Trino Query Time Merge (id)#

Handling Duplicates and Latest Updates with Trino

In this guide, we demonstrate how to manage duplicates at query time and retain the latest updates using Trino SQL. Similar to Apache Spark’s window functions, Trino’s window functions enable you to:

  • Partition the data based on a unique identifier (id).

  • Order the records by a timestamp (or another field to determine the most recent entry).

  • Assign row numbers to isolate and filter the latest record.

By leveraging this approach, we can efficiently handle large datasets while ensuring that only the most up-to-date information is processed.


1. Sample Data#

Let’s assume we have a table sample_data with duplicate records:

CREATE TABLE sample_data (
    id INTEGER,
    name VARCHAR,
    timestamp TIMESTAMP
);

INSERT INTO sample_data VALUES 
(1, 'Alice', TIMESTAMP '2024-11-18 10:00:00'),
(2, 'Bob', TIMESTAMP '2024-11-18 11:00:00'),
(1, 'Alice Updated', TIMESTAMP '2024-11-18 12:00:00'), -- Duplicate ID with later timestamp
(3, 'Charlie', TIMESTAMP '2024-11-18 09:00:00'),
(2, 'Bob Updated', TIMESTAMP '2024-11-18 12:00:00');   -- Duplicate ID with later timestamp

2. Remove Duplicates and Keep the Latest Record#

To remove duplicates and retain the most recent record for each id, we use Trino’s window functions.

WITH ranked_data AS (
    SELECT 
        id,
        name,
        timestamp,
        ROW_NUMBER() OVER (
            PARTITION BY id 
            ORDER BY timestamp DESC
        ) AS row_num
    FROM sample_data
)
SELECT id, name, timestamp
FROM ranked_data
WHERE row_num = 1;

Result:

id

name

timestamp

1

Alice Updated

2024-11-18 12:00:00

2

Bob Updated

2024-11-18 12:00:00

3

Charlie

2024-11-18 09:00:00


3. Why is the Window Function Required?#

a) Partitioning Data
The PARTITION BY id groups the data by the id column. This allows each id to be processed independently, isolating duplicates within each group.

b) Sorting Within Partitions
The ORDER BY timestamp DESC sorts records within each partition, ensuring the most recent record is at the top.

c) Row Number Assignment
Using ROW_NUMBER() assigns a unique rank to each record based on the descending order of the timestamp. The most recent record for each id is assigned row_num = 1.

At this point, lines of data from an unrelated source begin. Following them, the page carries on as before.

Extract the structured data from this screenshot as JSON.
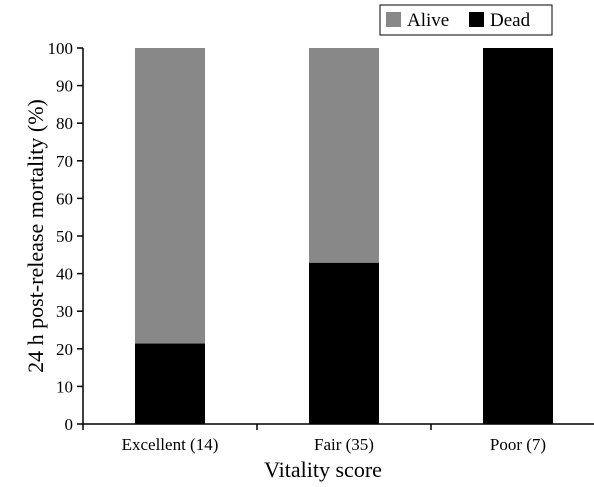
{
  "chart_data": {
    "type": "bar",
    "stacked": true,
    "categories": [
      "Excellent (14)",
      "Fair (35)",
      "Poor (7)"
    ],
    "series": [
      {
        "name": "Dead",
        "values": [
          21.4,
          42.9,
          100
        ],
        "color": "#000000"
      },
      {
        "name": "Alive",
        "values": [
          78.6,
          57.1,
          0
        ],
        "color": "#888888"
      }
    ],
    "xlabel": "Vitality score",
    "ylabel": "24 h post-release mortality (%)",
    "ylim": [
      0,
      100
    ],
    "yticks": [
      0,
      10,
      20,
      30,
      40,
      50,
      60,
      70,
      80,
      90,
      100
    ],
    "legend": {
      "entries": [
        "Alive",
        "Dead"
      ],
      "placement": "top-right"
    },
    "grid": false
  }
}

d) Filtering for the Latest Record
Finally, filtering where row_num = 1 retains only the most recent record for each id, effectively eliminating duplicates.


4. Optimizing Data Processing with Filters#

Processing the entire dataset might not always be necessary. To optimize performance, apply filters before using window functions:

  • Filter by Time Window:
    Process only records within a specific time range:

    SELECT *
    FROM sample_data
    WHERE timestamp BETWEEN TIMESTAMP '2024-01-01' AND TIMESTAMP '2024-01-31';
    
  • Filter by Entity:
    Focus on data for a specific entity:

    SELECT *
    FROM sample_data
    WHERE id = 12345;
    

By applying these filters in your query, you reduce the dataset size and improve query performance.


Conclusion#

In this guide, we demonstrated how to handle duplicates and retain the latest updates using Trino’s window functions. The process involves:

  • Partitioning data by a unique identifier (id).

  • Sorting records by a timestamp to identify the most recent entries.

  • Using ROW_NUMBER() to filter and keep only the latest record.

This approach is efficient and scalable, ensuring that large datasets are processed accurately to maintain only the most up-to-date information.